To see more detailed structure of gn targets, the `--split-projects` flag can
be used. This will generate one module for every gn target in the dependency
graph.
### Excluded Files
Gradle supports source directories but not source files. However, files in
Chromium are used amongst multiple targets. To accommodate this, the script
detects such targets and creates exclude patterns to exclude files not in the
current target. The editor does not respect these exclude patterns, so a `_all`
pseudo module is added which includes directories from all targets. This allows
imports and refactorings to be searched across all targets.
### Extracting .srcjars
Most generated .java files in GN are stored as `.srcjars`. Android Studio does
not support them, and so the generator script builds and extracts them all to
`extracted-srcjars/` subdirectories for each target that contains them. This is
the reason that the `_all` pseudo module may contain multiple copies of
generated files.
*** note
** TLDR:** Always re-generate project files when `.srcjars` change (this
includes `R.java`).
***
## Android Studio Tips
* Using the Java debugger is documented at [android_debugging_instructions.md#android-studio](android_debugging_instructions.md#android-studio).
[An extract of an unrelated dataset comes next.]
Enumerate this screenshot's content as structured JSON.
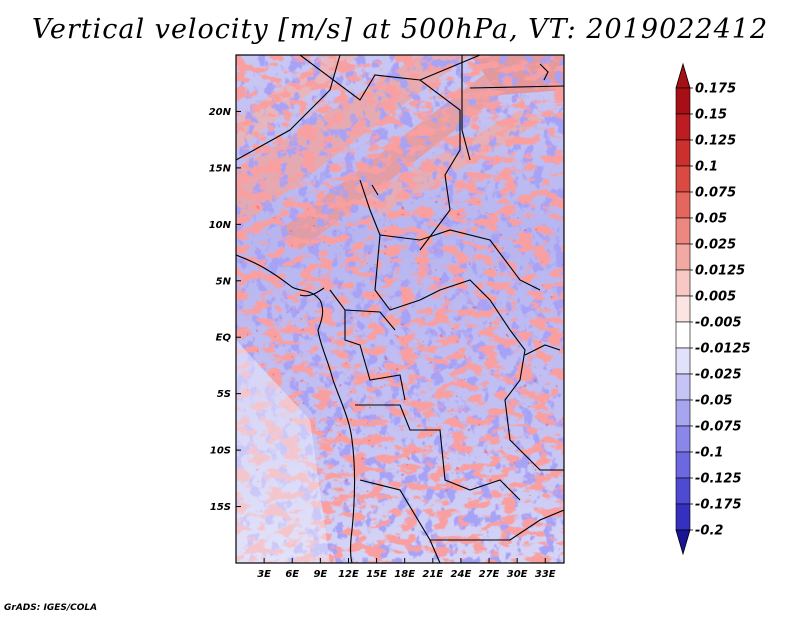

* Configuration instructions can be found
[here](http://tools.android.com/tech-docs/configuration). One suggestions:
* Launch it with more RAM:
`STUDIO_VM_OPTIONS=-Xmx2048m /opt/android-studio-stable/bin/studio-launcher.sh`
* If you ever need to reset it: `rm -r ~/.AndroidStudio*/`
* Import Chromium-specific style and inspections settings:
* Help -> Find Action -> "Code Style" (settings) -> Java ->
Scheme -> Import Scheme
* Select `tools/android/android_studio/ChromiumStyle.xml` -> OK
* Help -> Find Action -> "Inspections" (settings) ->
Profile -> Import profile
* Select `tools/android/android_studio/ChromiumInspections.xml` -> OK
* Turn on automatic import:
* Help -> Find Action -> "Auto Import"
* Tick all the boxes under "Java" and change the dropdown to "All".
* Turn on documentation on mouse hover:
* Help -> Find Action -> "Show quick documentation on mouse move"
* Turn on line numbers:
* Help -> Find Action -> "Show line numbers"
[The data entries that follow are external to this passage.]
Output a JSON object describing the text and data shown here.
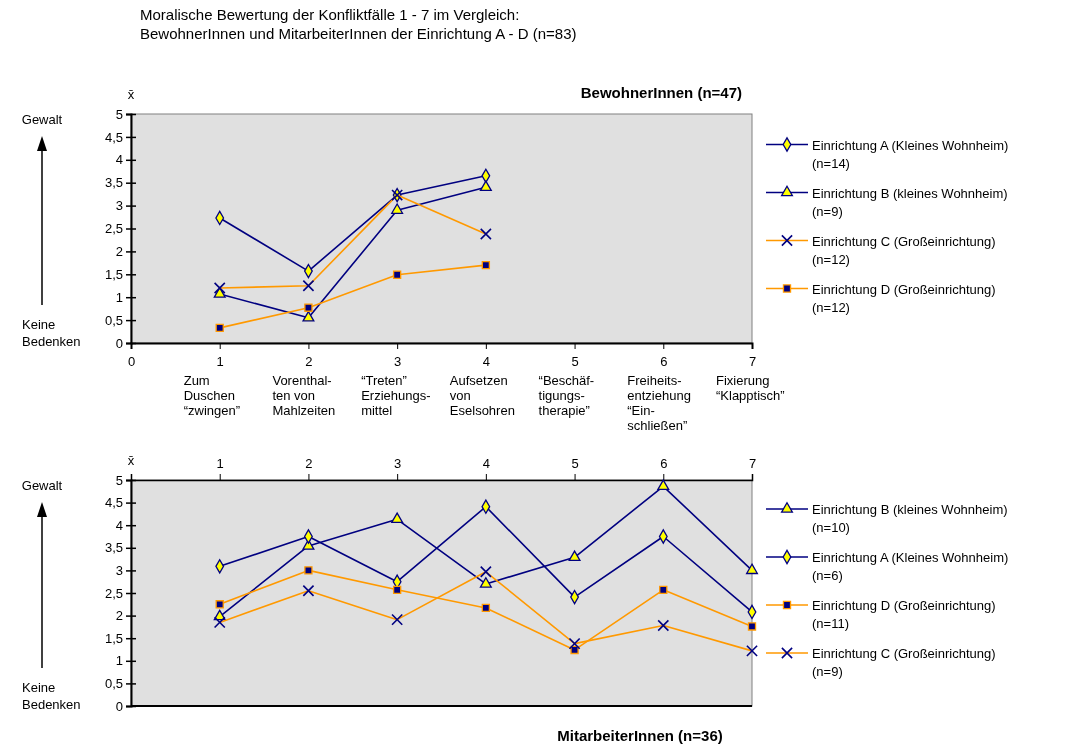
{
  "chart_data": [
    {
      "type": "line",
      "title": "Moralische Bewertung der Konfliktfälle 1 - 7 im Vergleich:\nBewohnerInnen und MitarbeiterInnen der Einrichtung A - D (n=83)",
      "subtitle": "BewohnerInnen (n=47)",
      "ylabel": "x̄",
      "annotations": [
        "Gewalt",
        "Keine Bedenken",
        "Zum\nDuschen\n“zwingen”",
        "Vorenthal-\nten von\nMahlzeiten",
        "“Treten”\nErziehungs-\nmittel",
        "Aufsetzen\nvon\nEselsohren",
        "“Beschäf-\ntigungs-\ntherapie”",
        "Freiheits-\nentziehung\n“Ein-\nschließen”",
        "Fixierung\n“Klapptisch”"
      ],
      "x": [
        1,
        2,
        3,
        4
      ],
      "xlim": [
        0,
        7
      ],
      "xticks": [
        0,
        1,
        2,
        3,
        4,
        5,
        6,
        7
      ],
      "ylim": [
        0,
        5
      ],
      "yticks": [
        0,
        {
          "value": 0.5,
          "label": "0,5"
        },
        1,
        {
          "value": 1.5,
          "label": "1,5"
        },
        2,
        {
          "value": 2.5,
          "label": "2,5"
        },
        3,
        {
          "value": 3.5,
          "label": "3,5"
        },
        4,
        {
          "value": 4.5,
          "label": "4,5"
        },
        5
      ],
      "legend": "right",
      "grid": false,
      "series": [
        {
          "name": "Einrichtung A (Kleines Wohnheim) (n=14)",
          "color": "#000080",
          "marker": "diamond",
          "values": [
            2.73,
            1.57,
            3.23,
            3.65
          ]
        },
        {
          "name": "Einrichtung B (kleines Wohnheim) (n=9)",
          "color": "#000080",
          "marker": "triangle",
          "values": [
            1.07,
            0.55,
            2.9,
            3.4
          ]
        },
        {
          "name": "Einrichtung C (Großeinrichtung) (n=12)",
          "color": "#ff9900",
          "marker": "cross",
          "values": [
            1.2,
            1.25,
            3.23,
            2.38
          ]
        },
        {
          "name": "Einrichtung D (Großeinrichtung) (n=12)",
          "color": "#ff9900",
          "marker": "square",
          "values": [
            0.33,
            0.77,
            1.49,
            1.7
          ]
        }
      ]
    },
    {
      "type": "line",
      "title": "MitarbeiterInnen (n=36)",
      "ylabel": "x̄",
      "annotations": [
        "Gewalt",
        "Keine Bedenken"
      ],
      "x": [
        1,
        2,
        3,
        4,
        5,
        6,
        7
      ],
      "xlim": [
        0,
        7
      ],
      "xticks": [
        1,
        2,
        3,
        4,
        5,
        6,
        7
      ],
      "ylim": [
        0,
        5
      ],
      "yticks": [
        0,
        {
          "value": 0.5,
          "label": "0,5"
        },
        1,
        {
          "value": 1.5,
          "label": "1,5"
        },
        2,
        {
          "value": 2.5,
          "label": "2,5"
        },
        3,
        {
          "value": 3.5,
          "label": "3,5"
        },
        4,
        {
          "value": 4.5,
          "label": "4,5"
        },
        5
      ],
      "legend": "right",
      "grid": false,
      "series": [
        {
          "name": "Einrichtung B (kleines Wohnheim) (n=10)",
          "color": "#000080",
          "marker": "triangle",
          "values": [
            1.98,
            3.54,
            4.13,
            2.7,
            3.29,
            4.86,
            3.0
          ]
        },
        {
          "name": "Einrichtung A (Kleines Wohnheim) (n=6)",
          "color": "#000080",
          "marker": "diamond",
          "values": [
            3.09,
            3.75,
            2.75,
            4.41,
            2.41,
            3.75,
            2.08
          ]
        },
        {
          "name": "Einrichtung D (Großeinrichtung) (n=11)",
          "color": "#ff9900",
          "marker": "square",
          "values": [
            2.25,
            3.0,
            2.57,
            2.17,
            1.24,
            2.57,
            1.76
          ]
        },
        {
          "name": "Einrichtung C (Großeinrichtung) (n=9)",
          "color": "#ff9900",
          "marker": "cross",
          "values": [
            1.85,
            2.55,
            1.91,
            2.97,
            1.38,
            1.78,
            1.22
          ]
        }
      ]
    }
  ]
}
* Format changed files (Useful for changes made by running code inspection):
* Set up version control
* File -> Settings -> Version Control
* Add src directories
* Commit changes and reformat
* Help -> Find Action -> "Commit Changes"
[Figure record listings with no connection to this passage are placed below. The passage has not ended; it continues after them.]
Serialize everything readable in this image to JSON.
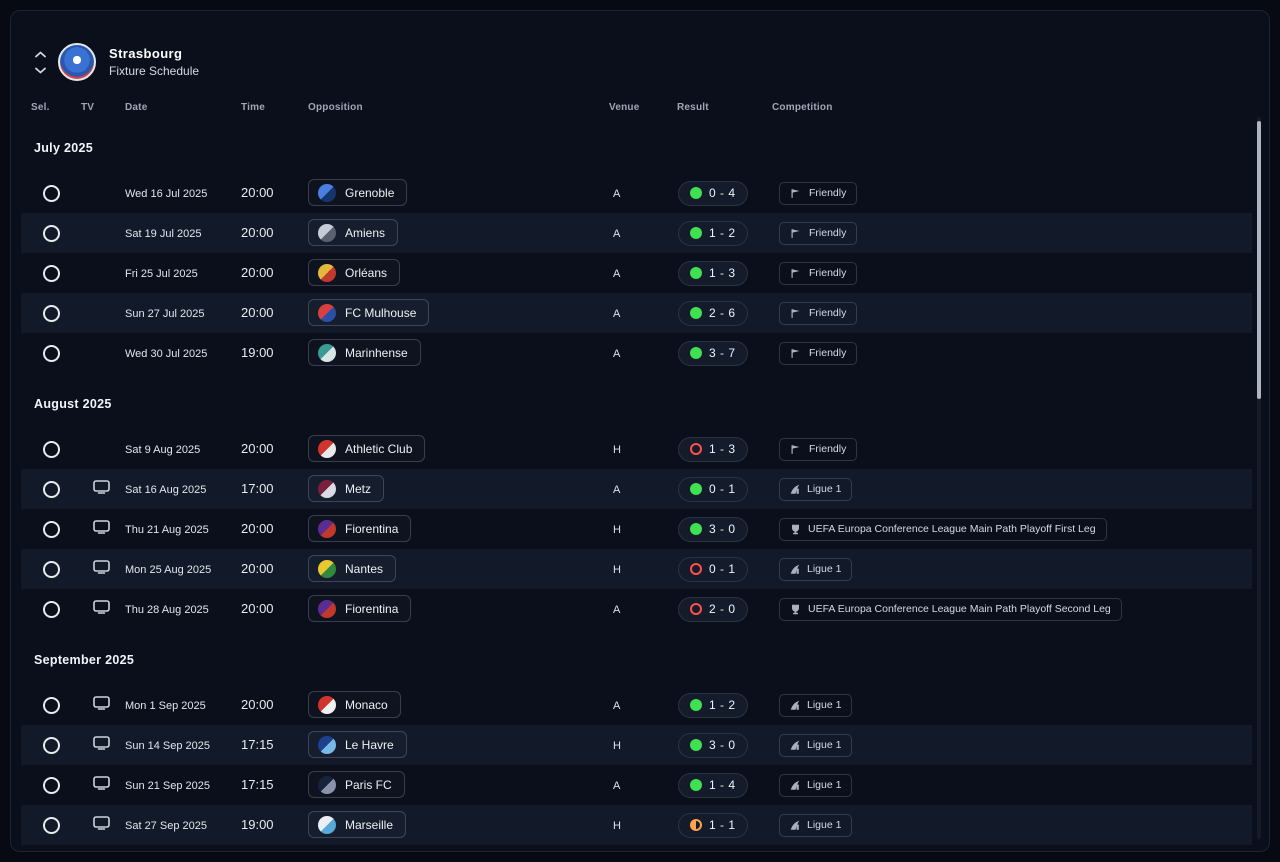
{
  "panel": {
    "title": "Strasbourg",
    "subtitle": "Fixture Schedule"
  },
  "columns": {
    "sel": "Sel.",
    "tv": "TV",
    "date": "Date",
    "time": "Time",
    "opposition": "Opposition",
    "venue": "Venue",
    "result": "Result",
    "competition": "Competition"
  },
  "colors": {
    "win": "#3fe052",
    "loss": "#ff4f4f",
    "draw": "#ffa24d",
    "row_alt": "#121a29"
  },
  "table": {
    "sections": [
      {
        "month": "July 2025",
        "rows": [
          {
            "tv": false,
            "date": "Wed 16 Jul 2025",
            "time": "20:00",
            "opponent": "Grenoble",
            "badge": [
              "#4a7fe0",
              "#16356e"
            ],
            "venue": "A",
            "outcome": "win",
            "score": "0 - 4",
            "competition": "Friendly",
            "comp_icon": "friendly"
          },
          {
            "tv": false,
            "date": "Sat 19 Jul 2025",
            "time": "20:00",
            "opponent": "Amiens",
            "badge": [
              "#c6ccd6",
              "#59616e"
            ],
            "venue": "A",
            "outcome": "win",
            "score": "1 - 2",
            "competition": "Friendly",
            "comp_icon": "friendly"
          },
          {
            "tv": false,
            "date": "Fri 25 Jul 2025",
            "time": "20:00",
            "opponent": "Orléans",
            "badge": [
              "#e3b93c",
              "#c23a2e"
            ],
            "venue": "A",
            "outcome": "win",
            "score": "1 - 3",
            "competition": "Friendly",
            "comp_icon": "friendly"
          },
          {
            "tv": false,
            "date": "Sun 27 Jul 2025",
            "time": "20:00",
            "opponent": "FC Mulhouse",
            "badge": [
              "#d84040",
              "#2a4fa8"
            ],
            "venue": "A",
            "outcome": "win",
            "score": "2 - 6",
            "competition": "Friendly",
            "comp_icon": "friendly"
          },
          {
            "tv": false,
            "date": "Wed 30 Jul 2025",
            "time": "19:00",
            "opponent": "Marinhense",
            "badge": [
              "#3a9a96",
              "#d9e5e5"
            ],
            "venue": "A",
            "outcome": "win",
            "score": "3 - 7",
            "competition": "Friendly",
            "comp_icon": "friendly"
          }
        ]
      },
      {
        "month": "August 2025",
        "rows": [
          {
            "tv": false,
            "date": "Sat 9 Aug 2025",
            "time": "20:00",
            "opponent": "Athletic Club",
            "badge": [
              "#d0342c",
              "#e9e9e9"
            ],
            "venue": "H",
            "outcome": "loss",
            "score": "1 - 3",
            "competition": "Friendly",
            "comp_icon": "friendly"
          },
          {
            "tv": true,
            "date": "Sat 16 Aug 2025",
            "time": "17:00",
            "opponent": "Metz",
            "badge": [
              "#7a1f3d",
              "#d8dde5"
            ],
            "venue": "A",
            "outcome": "win",
            "score": "0 - 1",
            "competition": "Ligue 1",
            "comp_icon": "ligue1"
          },
          {
            "tv": true,
            "date": "Thu 21 Aug 2025",
            "time": "20:00",
            "opponent": "Fiorentina",
            "badge": [
              "#5c2d91",
              "#c0392b"
            ],
            "venue": "H",
            "outcome": "win",
            "score": "3 - 0",
            "competition": "UEFA Europa Conference League Main Path Playoff First Leg",
            "comp_icon": "uefa"
          },
          {
            "tv": true,
            "date": "Mon 25 Aug 2025",
            "time": "20:00",
            "opponent": "Nantes",
            "badge": [
              "#e9c832",
              "#2f8a3c"
            ],
            "venue": "H",
            "outcome": "loss",
            "score": "0 - 1",
            "competition": "Ligue 1",
            "comp_icon": "ligue1"
          },
          {
            "tv": true,
            "date": "Thu 28 Aug 2025",
            "time": "20:00",
            "opponent": "Fiorentina",
            "badge": [
              "#5c2d91",
              "#c0392b"
            ],
            "venue": "A",
            "outcome": "loss",
            "score": "2 - 0",
            "competition": "UEFA Europa Conference League Main Path Playoff Second Leg",
            "comp_icon": "uefa"
          }
        ]
      },
      {
        "month": "September 2025",
        "rows": [
          {
            "tv": true,
            "date": "Mon 1 Sep 2025",
            "time": "20:00",
            "opponent": "Monaco",
            "badge": [
              "#d0342c",
              "#f2f2f2"
            ],
            "venue": "A",
            "outcome": "win",
            "score": "1 - 2",
            "competition": "Ligue 1",
            "comp_icon": "ligue1"
          },
          {
            "tv": true,
            "date": "Sun 14 Sep 2025",
            "time": "17:15",
            "opponent": "Le Havre",
            "badge": [
              "#1f3f8f",
              "#79b9e8"
            ],
            "venue": "H",
            "outcome": "win",
            "score": "3 - 0",
            "competition": "Ligue 1",
            "comp_icon": "ligue1"
          },
          {
            "tv": true,
            "date": "Sun 21 Sep 2025",
            "time": "17:15",
            "opponent": "Paris FC",
            "badge": [
              "#18223d",
              "#8a93a8"
            ],
            "venue": "A",
            "outcome": "win",
            "score": "1 - 4",
            "competition": "Ligue 1",
            "comp_icon": "ligue1"
          },
          {
            "tv": true,
            "date": "Sat 27 Sep 2025",
            "time": "19:00",
            "opponent": "Marseille",
            "badge": [
              "#e9eff5",
              "#58a8d8"
            ],
            "venue": "H",
            "outcome": "draw",
            "score": "1 - 1",
            "competition": "Ligue 1",
            "comp_icon": "ligue1"
          }
        ]
      }
    ]
  }
}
* Check "Reformat code" & "Optimize imports" and commit
### Useful Shortcuts
* `Shift - Shift`: Search to open file or perform IDE action
* `Ctrl + N`: Jump to class
* `Ctrl + Shift + T`: Jump to test
* `Ctrl + Shift + N`: Jump to file
* `Ctrl + F12`: Jump to method
* `Ctrl + G`: Jump to line
* `Shift + F6`: Rename variable
* `Ctrl + Alt + O`: Organize imports
* `Alt + Enter`: Quick Fix (use on underlined errors)
* `F2`: Find next error
### Building from the Command Line
Gradle builds can be done from the command-line after importing the project
into Android Studio (importing into the IDE causes the Gradle wrapper to be
added). This wrapper can also be used to invoke gradle commands.
cd $GRADLE_PROJECT_DIR && bash gradlew
The resulting artifacts are not terribly useful. They are missing assets,
resources, native libraries, etc.
* Use a
[gradle daemon](https://docs.gradle.org/2.14.1/userguide/gradle_daemon.html)
to speed up builds using the gradlew script:
* Add the line `org.gradle.daemon=true` to `~/.gradle/gradle.properties`,
creating it if necessary.
## Status (as of Nov 1, 2017)
### What works
* Android Studio v3.0 and v3.1 canary with `--canary` flag.
* Java editing and gradle compile (mostly).
* Instrumentation tests included as androidTest.
* Symlinks to existing .so files in jniLibs (doesn't generate them).
* Editing resource xml files
* Layout editor (somewhat :P).
* Java debugging (see
[here](/docs/android_debugging_instructions.md#Android-Studio)).
* Import resolution and refactoring across all modules.
* Correct lint and AndroidManifest when only one target is specified.
### What doesn't work (yet) ([crbug](https://bugs.chromium.org/p/chromium/issues/detail?id=620034))
* Gradle being aware of assets.
* Native code editing.
* Having the "Make Project" button work correctly.